La ira, fría y controlada, finalmente subió por mi garganta. Miré el vientre de Sofía, luego a la cara sonriente de Álvaro. El plan que mis padres y yo habíamos trazado durante años se estaba desmoronando por su culpa.
"Sofía", dije, mi voz sonando extraña, casi suplicante. "Te daré una última opción".
Todos se callaron, curiosos por ver qué estupidez iba a decir el inmigrante desesperado.
"Deshazte de ese niño y de él", dije, señalando a Álvaro con la barbilla. "Olvida que esta noche ha pasado, y yo olvidaré tu traición. Podemos seguir adelante".
El silencio se hizo denso, y luego estalló en una carcajada general. Sofía se reía con más fuerza que nadie, agarrándose el vientre como si le hubiera contado el mejor chiste del mundo.
"¿Estás loco? ¿Crees que tienes algún derecho a pedirme algo? Este niño y Álvaro son mi futuro. Tú eres mi pasado, un error vergonzoso".
Se volvió hacia Álvaro y lo besó apasionadamente frente a todos.
"Nosotros somos la nueva familia Mendoza", declaró Álvaro, pasando un brazo por los hombros de Sofía. "Y ahora, si nos disculpas, tenemos que tomar las riendas del negocio".
Se dirigió a mí con una condescendencia insoportable.

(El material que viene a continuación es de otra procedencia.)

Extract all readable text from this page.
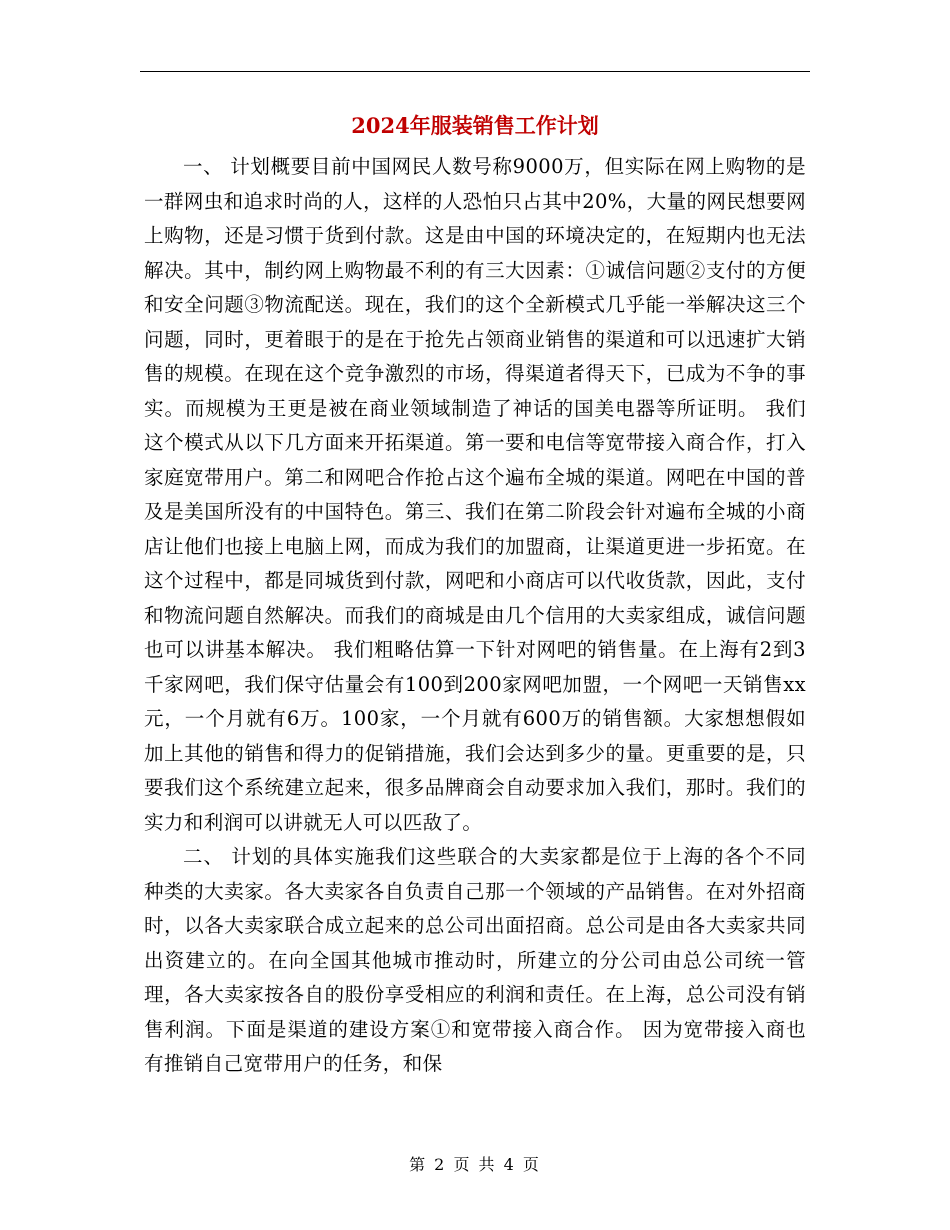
2024年服装销售工作计划

一、 计划概要目前中国网民人数号称9000万，但实际在网上购物的是一群网虫和追求时尚的人，这样的人恐怕只占其中20%，大量的网民想要网上购物，还是习惯于货到付款。这是由中国的环境决定的，在短期内也无法解决。其中，制约网上购物最不利的有三大因素：①诚信问题②支付的方便和安全问题③物流配送。现在，我们的这个全新模式几乎能一举解决这三个问题，同时，更着眼于的是在于抢先占领商业销售的渠道和可以迅速扩大销售的规模。在现在这个竞争激烈的市场，得渠道者得天下，已成为不争的事实。而规模为王更是被在商业领域制造了神话的国美电器等所证明。 我们这个模式从以下几方面来开拓渠道。第一要和电信等宽带接入商合作，打入家庭宽带用户。第二和网吧合作抢占这个遍布全城的渠道。网吧在中国的普及是美国所没有的中国特色。第三、我们在第二阶段会针对遍布全城的小商店让他们也接上电脑上网，而成为我们的加盟商，让渠道更进一步拓宽。在这个过程中，都是同城货到付款，网吧和小商店可以代收货款，因此，支付和物流问题自然解决。而我们的商城是由几个信用的大卖家组成，诚信问题也可以讲基本解决。 我们粗略估算一下针对网吧的销售量。在上海有2到3千家网吧，我们保守估量会有100到200家网吧加盟，一个网吧一天销售xx元，一个月就有6万。100家，一个月就有600万的销售额。大家想想假如加上其他的销售和得力的促销措施，我们会达到多少的量。更重要的是，只要我们这个系统建立起来，很多品牌商会自动要求加入我们，那时。我们的实力和利润可以讲就无人可以匹敌了。

二、 计划的具体实施我们这些联合的大卖家都是位于上海的各个不同种类的大卖家。各大卖家各自负责自己那一个领域的产品销售。在对外招商时，以各大卖家联合成立起来的总公司出面招商。总公司是由各大卖家共同出资建立的。在向全国其他城市推动时，所建立的分公司由总公司统一管理，各大卖家按各自的股份享受相应的利润和责任。在上海，总公司没有销售利润。下面是渠道的建设方案①和宽带接入商合作。 因为宽带接入商也有推销自己宽带用户的任务，和保

第 2 页 共 4 页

"Pásame todos los informes de la cosecha y los contactos de los distribuidores. No te preocupes, yo me encargo. No puede ser tan difícil dirigir una bodega".
Me reí por dentro. ¿Él? No sabría distinguir un Tempranillo de un Garnacha.
Lo miré fijamente y le hice una pregunta que lo descolocó por un segundo.
"Álvaro, ¿estás seguro de que ese niño es digno de llevar el apellido Mendoza?".
Él frunció el ceño, confundido, pero luego sonrió con arrogancia.
"Más digno que tú, desde luego. Al menos tiene sangre noble, no como otros".